Thiel is currently supporting two right-wing candidates in Senate elections in the USA. He gave each $ 10 million. One of them is J.D. Vance in Ohio. He used to be a sober intellectual, but has turned into a ferocious right-wing agitator whose propagandistic fight for “the” people and against “elites” depends on plutocratic funding – from a man whose top priority is to shield super-rich investors from state regulations. This is, by the way, a common pattern among Republican donors (see Michael Steffen and Hans Dembowski on www.dandc.eu).

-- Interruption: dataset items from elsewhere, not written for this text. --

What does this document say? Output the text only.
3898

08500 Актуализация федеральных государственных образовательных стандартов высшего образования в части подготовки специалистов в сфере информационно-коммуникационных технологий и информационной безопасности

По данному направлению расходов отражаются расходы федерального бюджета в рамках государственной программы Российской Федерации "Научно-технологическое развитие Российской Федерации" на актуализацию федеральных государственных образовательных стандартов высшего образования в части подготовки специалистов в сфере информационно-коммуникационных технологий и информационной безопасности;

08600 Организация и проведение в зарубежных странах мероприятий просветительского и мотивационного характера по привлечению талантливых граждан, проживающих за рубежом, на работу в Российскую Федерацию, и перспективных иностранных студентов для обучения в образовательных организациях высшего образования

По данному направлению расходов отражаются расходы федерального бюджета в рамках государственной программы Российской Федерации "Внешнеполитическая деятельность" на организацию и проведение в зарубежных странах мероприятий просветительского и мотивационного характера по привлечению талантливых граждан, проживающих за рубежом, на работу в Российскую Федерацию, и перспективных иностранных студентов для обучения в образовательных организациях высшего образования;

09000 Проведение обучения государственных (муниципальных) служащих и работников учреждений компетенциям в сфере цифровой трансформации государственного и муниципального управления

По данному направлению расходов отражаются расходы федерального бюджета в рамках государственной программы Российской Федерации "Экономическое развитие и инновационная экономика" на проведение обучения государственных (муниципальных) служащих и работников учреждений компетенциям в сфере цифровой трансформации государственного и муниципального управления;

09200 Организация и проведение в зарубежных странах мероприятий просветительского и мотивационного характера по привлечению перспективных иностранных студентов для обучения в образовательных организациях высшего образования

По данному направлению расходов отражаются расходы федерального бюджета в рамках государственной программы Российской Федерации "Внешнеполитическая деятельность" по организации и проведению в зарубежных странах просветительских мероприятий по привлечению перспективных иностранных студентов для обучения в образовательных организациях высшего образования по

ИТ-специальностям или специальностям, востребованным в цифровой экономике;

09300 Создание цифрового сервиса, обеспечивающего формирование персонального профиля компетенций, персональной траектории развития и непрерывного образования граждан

Safe haven for Sebastian Kurz

It fits the anti-democracy pattern that Thiel recently offered Sebastian Kurz, Austria’s disgraced former chancellor, a well-paying job as a corporate strategist. Kurz resigned from all government positions because of corruption investigations. I doubt Thiel really wants his advice. As far as I can tell, the super donor was signalling to other officials in top government jobs that they need not worry much about constitutional norms or moral standards. As long as they use their jobs in ways he likes, he has their backs. The FT authors do not mention Kurz at all.

Tellingly, Thiel is not known to have used his influence as a Facebook/Meta board member to make the social-media giant promote fact-based reasoning. It apparently never bothered him that opaque Facebook algorithms facilitate the spread of disinformation and propaganda. If tech investors have the say, public information gets distorted by who they let interact with whom on what topic. We should expect more from someone who studied philosophy and, according to the FT, likes to challenge “conventional thinking”. The two authors do not expect more, but they want us to believe that “his interest in ideas sets him apart from other super-donors”.

Thiel recently stepped down from his board membership in order to become more involved in politics without causing difficulties for the corporation. To me, that sounds like a threat. The USA needs more democracy, not more freedom for plutocrats (see Katie Cashman and Hans Dembowski on www.dandc.eu).   


Hans Dembowski is the editor in chief of D+C/E+Z.